Uzbekistan, through criminalization of Popov, may make a radical of an ordinary health professional. Popov was a young psychologist trying to square his knowledge of good HIV prevention with his professional practice, and saw himself neither as an AIDS or human rights activist. A recently published Russian language account by a friend writing anonymously describes Maksim as frightened and asking for company with the police demanded the names of his needle exchange clients. At the police interrogation, though, the friend described how Maksim held his fear in check and instead provided rational explanations for why breaching confidentiality would break the trust that permitted him to reach drug users who needed help.
USAID, DFID, and other international donors should engage in a similar review of basic moral principles. Foreign funded organizations run by idealistic young professionals quickly raise jealousies from local governments. When the US, the UK, or the Global Fund support NGOs to take on AIDS education, the contracts should be two-way agreements—you do the HIV prevention, and we watch your back and help protect you from those who might be angered by your taking our money and doing a good job.
Instead, months after Maxim’s arrest, the U.S. State Department still advises that it is “following the case closely”—no doubt trying to gauge whether raising a forceful argument about Maxim might endanger efforts to secure use of Uzbek military bases for use against Afghanistan and other American interests.
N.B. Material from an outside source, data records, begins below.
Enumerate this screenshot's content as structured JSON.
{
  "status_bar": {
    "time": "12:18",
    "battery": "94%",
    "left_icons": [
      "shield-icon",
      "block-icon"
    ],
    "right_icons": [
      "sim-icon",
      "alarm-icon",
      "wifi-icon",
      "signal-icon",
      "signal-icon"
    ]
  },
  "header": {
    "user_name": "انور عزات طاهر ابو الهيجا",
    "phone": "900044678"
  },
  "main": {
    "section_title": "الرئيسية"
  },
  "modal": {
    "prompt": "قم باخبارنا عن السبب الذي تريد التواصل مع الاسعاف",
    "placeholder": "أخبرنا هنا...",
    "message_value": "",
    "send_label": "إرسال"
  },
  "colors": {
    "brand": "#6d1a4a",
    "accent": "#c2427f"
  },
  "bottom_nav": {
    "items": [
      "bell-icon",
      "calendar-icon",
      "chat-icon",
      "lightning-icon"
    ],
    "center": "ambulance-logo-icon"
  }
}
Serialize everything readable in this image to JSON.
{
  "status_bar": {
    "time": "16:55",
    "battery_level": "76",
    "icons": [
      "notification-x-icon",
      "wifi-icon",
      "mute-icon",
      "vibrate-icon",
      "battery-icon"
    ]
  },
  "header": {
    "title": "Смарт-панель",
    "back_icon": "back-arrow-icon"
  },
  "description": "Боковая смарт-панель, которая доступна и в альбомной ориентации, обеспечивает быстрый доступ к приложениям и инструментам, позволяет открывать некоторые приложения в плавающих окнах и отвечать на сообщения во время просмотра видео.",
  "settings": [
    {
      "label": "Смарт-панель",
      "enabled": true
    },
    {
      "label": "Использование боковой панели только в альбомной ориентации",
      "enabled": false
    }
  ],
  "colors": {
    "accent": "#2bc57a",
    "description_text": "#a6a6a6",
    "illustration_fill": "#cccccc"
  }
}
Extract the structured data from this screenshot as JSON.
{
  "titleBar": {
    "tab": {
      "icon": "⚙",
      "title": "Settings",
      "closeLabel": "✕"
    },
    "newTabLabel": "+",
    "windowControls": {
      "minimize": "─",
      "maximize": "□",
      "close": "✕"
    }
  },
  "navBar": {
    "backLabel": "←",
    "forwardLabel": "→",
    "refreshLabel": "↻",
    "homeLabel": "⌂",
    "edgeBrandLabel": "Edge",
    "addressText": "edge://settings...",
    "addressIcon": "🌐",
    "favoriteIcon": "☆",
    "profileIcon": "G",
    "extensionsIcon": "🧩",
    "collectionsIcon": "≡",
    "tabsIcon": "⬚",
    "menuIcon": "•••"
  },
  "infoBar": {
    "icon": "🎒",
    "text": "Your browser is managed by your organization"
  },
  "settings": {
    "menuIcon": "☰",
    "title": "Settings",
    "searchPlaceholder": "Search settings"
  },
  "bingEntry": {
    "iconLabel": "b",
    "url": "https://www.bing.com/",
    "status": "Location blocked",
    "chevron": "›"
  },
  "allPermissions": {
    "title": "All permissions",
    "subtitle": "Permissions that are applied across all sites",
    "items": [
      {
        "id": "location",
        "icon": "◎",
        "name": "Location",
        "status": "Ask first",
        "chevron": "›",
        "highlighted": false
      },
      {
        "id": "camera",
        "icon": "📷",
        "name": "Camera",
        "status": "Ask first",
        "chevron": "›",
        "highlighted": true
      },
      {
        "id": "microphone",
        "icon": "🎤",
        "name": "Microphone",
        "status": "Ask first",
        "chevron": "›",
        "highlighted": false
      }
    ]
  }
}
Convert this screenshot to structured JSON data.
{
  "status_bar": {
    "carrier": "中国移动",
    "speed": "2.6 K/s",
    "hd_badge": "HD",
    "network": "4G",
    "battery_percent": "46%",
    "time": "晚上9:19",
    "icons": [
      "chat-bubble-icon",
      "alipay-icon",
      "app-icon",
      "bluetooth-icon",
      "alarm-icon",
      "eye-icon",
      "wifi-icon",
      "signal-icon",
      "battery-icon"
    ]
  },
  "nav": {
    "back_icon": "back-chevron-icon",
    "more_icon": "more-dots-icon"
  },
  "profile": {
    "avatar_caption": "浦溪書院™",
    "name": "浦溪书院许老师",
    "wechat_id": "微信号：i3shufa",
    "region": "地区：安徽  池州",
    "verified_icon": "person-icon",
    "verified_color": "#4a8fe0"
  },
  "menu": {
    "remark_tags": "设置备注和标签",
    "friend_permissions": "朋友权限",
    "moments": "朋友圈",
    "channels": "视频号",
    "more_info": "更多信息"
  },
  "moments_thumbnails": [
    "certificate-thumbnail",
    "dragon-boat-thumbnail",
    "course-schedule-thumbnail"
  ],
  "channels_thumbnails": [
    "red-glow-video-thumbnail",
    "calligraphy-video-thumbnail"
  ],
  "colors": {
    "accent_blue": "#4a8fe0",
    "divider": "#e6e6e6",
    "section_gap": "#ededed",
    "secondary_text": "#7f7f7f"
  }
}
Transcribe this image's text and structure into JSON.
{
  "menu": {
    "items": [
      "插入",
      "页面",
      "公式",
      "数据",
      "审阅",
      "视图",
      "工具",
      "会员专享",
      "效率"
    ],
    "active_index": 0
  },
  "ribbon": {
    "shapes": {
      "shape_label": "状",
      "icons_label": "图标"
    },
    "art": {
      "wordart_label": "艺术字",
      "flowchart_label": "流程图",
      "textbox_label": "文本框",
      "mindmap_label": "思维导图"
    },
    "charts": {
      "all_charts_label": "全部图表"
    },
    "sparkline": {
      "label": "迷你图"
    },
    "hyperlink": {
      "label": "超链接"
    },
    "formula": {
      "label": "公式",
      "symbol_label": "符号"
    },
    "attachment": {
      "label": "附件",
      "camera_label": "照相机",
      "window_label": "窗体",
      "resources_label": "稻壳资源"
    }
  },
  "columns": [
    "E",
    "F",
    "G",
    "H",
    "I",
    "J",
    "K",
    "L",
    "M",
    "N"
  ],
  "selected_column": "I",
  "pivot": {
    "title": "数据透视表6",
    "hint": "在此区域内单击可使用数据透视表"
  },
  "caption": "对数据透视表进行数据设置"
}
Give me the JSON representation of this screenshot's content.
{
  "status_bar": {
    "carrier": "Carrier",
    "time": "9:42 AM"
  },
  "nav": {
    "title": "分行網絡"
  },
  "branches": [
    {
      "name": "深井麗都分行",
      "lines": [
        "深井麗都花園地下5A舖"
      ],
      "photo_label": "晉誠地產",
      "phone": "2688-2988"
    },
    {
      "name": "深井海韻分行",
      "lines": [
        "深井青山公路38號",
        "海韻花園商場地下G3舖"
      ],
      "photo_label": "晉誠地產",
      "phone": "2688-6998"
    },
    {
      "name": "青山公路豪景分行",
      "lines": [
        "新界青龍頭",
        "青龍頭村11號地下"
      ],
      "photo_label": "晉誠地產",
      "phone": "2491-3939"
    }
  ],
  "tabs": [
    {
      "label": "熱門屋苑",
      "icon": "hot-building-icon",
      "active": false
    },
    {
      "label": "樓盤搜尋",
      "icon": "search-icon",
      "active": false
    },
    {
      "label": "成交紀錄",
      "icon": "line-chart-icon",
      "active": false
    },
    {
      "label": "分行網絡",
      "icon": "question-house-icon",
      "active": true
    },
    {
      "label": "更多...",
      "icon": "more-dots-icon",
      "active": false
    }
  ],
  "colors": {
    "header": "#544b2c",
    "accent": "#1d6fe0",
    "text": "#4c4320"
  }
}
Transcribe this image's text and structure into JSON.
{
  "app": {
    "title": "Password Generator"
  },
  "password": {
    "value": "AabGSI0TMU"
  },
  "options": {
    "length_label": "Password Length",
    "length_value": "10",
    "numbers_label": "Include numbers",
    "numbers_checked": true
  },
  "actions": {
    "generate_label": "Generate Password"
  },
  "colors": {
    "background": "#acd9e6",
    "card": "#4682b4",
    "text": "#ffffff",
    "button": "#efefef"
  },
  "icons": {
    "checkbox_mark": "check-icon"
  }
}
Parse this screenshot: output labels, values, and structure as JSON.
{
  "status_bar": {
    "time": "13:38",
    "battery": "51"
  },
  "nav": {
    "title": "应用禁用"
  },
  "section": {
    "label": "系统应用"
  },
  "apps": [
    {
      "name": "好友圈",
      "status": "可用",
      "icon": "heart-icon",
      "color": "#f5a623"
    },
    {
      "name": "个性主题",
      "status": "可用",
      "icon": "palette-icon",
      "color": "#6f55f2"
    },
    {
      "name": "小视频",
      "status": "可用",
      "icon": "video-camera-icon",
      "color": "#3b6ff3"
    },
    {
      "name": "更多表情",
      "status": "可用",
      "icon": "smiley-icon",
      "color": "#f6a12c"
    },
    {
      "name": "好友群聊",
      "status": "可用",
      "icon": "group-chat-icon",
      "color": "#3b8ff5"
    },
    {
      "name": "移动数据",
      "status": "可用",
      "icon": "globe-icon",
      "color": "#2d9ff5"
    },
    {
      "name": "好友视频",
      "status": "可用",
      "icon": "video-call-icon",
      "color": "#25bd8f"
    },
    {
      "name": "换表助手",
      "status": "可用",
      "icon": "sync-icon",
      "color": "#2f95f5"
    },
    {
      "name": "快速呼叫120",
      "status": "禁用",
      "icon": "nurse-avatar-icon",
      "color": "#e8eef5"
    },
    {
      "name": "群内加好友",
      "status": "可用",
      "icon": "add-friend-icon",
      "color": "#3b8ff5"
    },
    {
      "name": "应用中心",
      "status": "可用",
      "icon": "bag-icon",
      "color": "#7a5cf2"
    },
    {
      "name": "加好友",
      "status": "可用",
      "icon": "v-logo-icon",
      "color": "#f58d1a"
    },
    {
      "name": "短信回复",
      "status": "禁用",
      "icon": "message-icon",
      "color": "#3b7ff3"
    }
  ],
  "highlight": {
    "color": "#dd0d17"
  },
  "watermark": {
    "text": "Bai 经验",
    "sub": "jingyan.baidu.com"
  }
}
This kind of diplomatic double speak and do-nothingness is unconscionable. The US, the UK, and the Global Fund should be speaking with one voice in Vienna to urge freedom for Popov and to reassure other AIDS workers that if foreign funded AIDS work gets them in political hot water, the donors are there to protect them. Otherwise, a contract “from the American people,” becomes as tragic and empty as the offices of Maxim Popov’s organization and the others closed by governments that would rather HIV, and people like Maxim, just went away.
Richard Elovich, PhD, is an HIV expert who has worked on US- and UN-funded projects in Central Asia.